HOOFDSTUK 2 - HET NIET NAKOMEN VAN DE VERPLICHTINGEN BEDOELD IN DE ARTIKELEN 44 EN 45 VAN DE WET

Artikel 8 De hoogte van de afstemming

  • 1. Indien het niet, niet tijdig of niet behoorlijk nakomen van de inlichtingenplicht, bedoeld in artikel 44, eerste lid van de wet niet heeft geleid tot het ten onrechte toekennen of uitvoeren van het werkleeraanbod of tot het ten onrechte of tot een te hoog bedrag verlenen van de inkomensvoorziening, wordt een afstemming opgelegd van 5 procent van de Wij-norm.

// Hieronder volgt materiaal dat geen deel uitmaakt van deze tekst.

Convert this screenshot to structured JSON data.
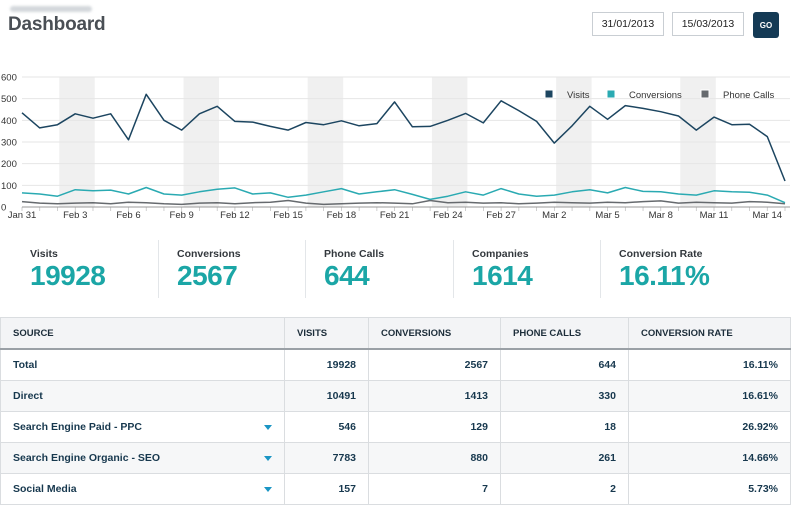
{
  "header": {
    "title": "Dashboard",
    "date_from": "31/01/2013",
    "date_to": "15/03/2013",
    "go_label": "GO"
  },
  "chart_data": {
    "type": "line",
    "x": [
      "Jan 31",
      "Feb 1",
      "Feb 2",
      "Feb 3",
      "Feb 4",
      "Feb 5",
      "Feb 6",
      "Feb 7",
      "Feb 8",
      "Feb 9",
      "Feb 10",
      "Feb 11",
      "Feb 12",
      "Feb 13",
      "Feb 14",
      "Feb 15",
      "Feb 16",
      "Feb 17",
      "Feb 18",
      "Feb 19",
      "Feb 20",
      "Feb 21",
      "Feb 22",
      "Feb 23",
      "Feb 24",
      "Feb 25",
      "Feb 26",
      "Feb 27",
      "Feb 28",
      "Mar 1",
      "Mar 2",
      "Mar 3",
      "Mar 4",
      "Mar 5",
      "Mar 6",
      "Mar 7",
      "Mar 8",
      "Mar 9",
      "Mar 10",
      "Mar 11",
      "Mar 12",
      "Mar 13",
      "Mar 14",
      "Mar 15"
    ],
    "x_tick_labels": [
      "Jan 31",
      "Feb 3",
      "Feb 6",
      "Feb 9",
      "Feb 12",
      "Feb 15",
      "Feb 18",
      "Feb 21",
      "Feb 24",
      "Feb 27",
      "Mar 2",
      "Mar 5",
      "Mar 8",
      "Mar 11",
      "Mar 14"
    ],
    "ylim": [
      0,
      600
    ],
    "yticks": [
      0,
      100,
      200,
      300,
      400,
      500,
      600
    ],
    "grid": true,
    "legend_position": "top-right",
    "weekend_shading": true,
    "series": [
      {
        "name": "Visits",
        "color": "#1c4560",
        "values": [
          435,
          365,
          380,
          430,
          410,
          430,
          310,
          520,
          400,
          355,
          430,
          465,
          395,
          392,
          372,
          355,
          390,
          380,
          398,
          375,
          385,
          485,
          370,
          372,
          400,
          432,
          388,
          490,
          445,
          395,
          295,
          375,
          465,
          405,
          468,
          455,
          440,
          420,
          355,
          415,
          380,
          382,
          325,
          120
        ]
      },
      {
        "name": "Conversions",
        "color": "#2aaab2",
        "values": [
          65,
          60,
          50,
          80,
          75,
          78,
          60,
          90,
          60,
          55,
          70,
          82,
          88,
          60,
          65,
          45,
          55,
          70,
          85,
          60,
          70,
          80,
          58,
          35,
          50,
          70,
          55,
          85,
          60,
          50,
          55,
          70,
          80,
          65,
          90,
          72,
          70,
          60,
          55,
          75,
          70,
          68,
          55,
          20
        ]
      },
      {
        "name": "Phone Calls",
        "color": "#666a6e",
        "values": [
          25,
          18,
          15,
          18,
          20,
          15,
          22,
          20,
          15,
          12,
          18,
          20,
          15,
          20,
          22,
          30,
          18,
          12,
          15,
          18,
          20,
          18,
          15,
          30,
          20,
          22,
          18,
          20,
          15,
          18,
          22,
          20,
          18,
          22,
          20,
          25,
          28,
          18,
          22,
          20,
          18,
          25,
          22,
          15
        ]
      }
    ]
  },
  "stats": [
    {
      "label": "Visits",
      "value": "19928"
    },
    {
      "label": "Conversions",
      "value": "2567"
    },
    {
      "label": "Phone Calls",
      "value": "644"
    },
    {
      "label": "Companies",
      "value": "1614"
    },
    {
      "label": "Conversion Rate",
      "value": "16.11%"
    }
  ],
  "table": {
    "headers": [
      "SOURCE",
      "VISITS",
      "CONVERSIONS",
      "PHONE CALLS",
      "CONVERSION RATE"
    ],
    "rows": [
      {
        "source": "Total",
        "visits": "19928",
        "conversions": "2567",
        "phone_calls": "644",
        "rate": "16.11%",
        "expandable": false
      },
      {
        "source": "Direct",
        "visits": "10491",
        "conversions": "1413",
        "phone_calls": "330",
        "rate": "16.61%",
        "expandable": false
      },
      {
        "source": "Search Engine Paid - PPC",
        "visits": "546",
        "conversions": "129",
        "phone_calls": "18",
        "rate": "26.92%",
        "expandable": true
      },
      {
        "source": "Search Engine Organic - SEO",
        "visits": "7783",
        "conversions": "880",
        "phone_calls": "261",
        "rate": "14.66%",
        "expandable": true
      },
      {
        "source": "Social Media",
        "visits": "157",
        "conversions": "7",
        "phone_calls": "2",
        "rate": "5.73%",
        "expandable": true
      }
    ]
  }
}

  • 2. Indien het niet of niet behoorlijk nakomen van de inlichtingenplicht, bedoeld in artikel 44, eerste lid van de wet heeft geleid tot het ten onrechte toekennen of uitvoeren van het werkleeraanbod en/of tot het ten onrechte of tot een te hoog bedrag verlenen van deinkomensvoorziening, wordt de afstemming afgestemd op de hoogte van het benadelingsbedrag.​

  • 3. De afstemming bedoeld in het tweede lid wordt op de volgende wijze vastgesteld:

    a. bij een benadelingsbedrag tot € 1000,-: 10 procent van de Wij-norm;

    b. bij een benadelingsbedrag van € 1000,- tot € 2000,-: 20 procent van de Wij-norm;

    c. bij een benadelingsbedrag van € 2000,- tot € 4000,-: 40 procent van de Wij-norm;

    d. bij een benadelingsbedrag van € 4000,- of meer: 100 procent van de Wij-norm.

  • 4. Een gedraging inhoudende schending van een verplichting als bedoeld in artikel 45 van de wet wordt de afstemming vastgesteld op 20 procent van de Wij-norm.

  • 5. Van het opleggen van een afstemming kan worden afgezien en worden volstaan met het geven van een schriftelijke waarschuwing, tenzij het niet of niet behoorlijk nakomen van de verplichting plaatsvindt binnen een periode van een jaar te rekenen vanaf de datum waarop eerder aan de jongere een schriftelijke waarschuwing is gegeven.

  • 6. Met een besluit waarmee een afstemming is opgelegd, wordt gelijkgesteld het besluit om daarvan af te zien op grond van dringende redenen, bedoeld in artikel 7, tweede lid.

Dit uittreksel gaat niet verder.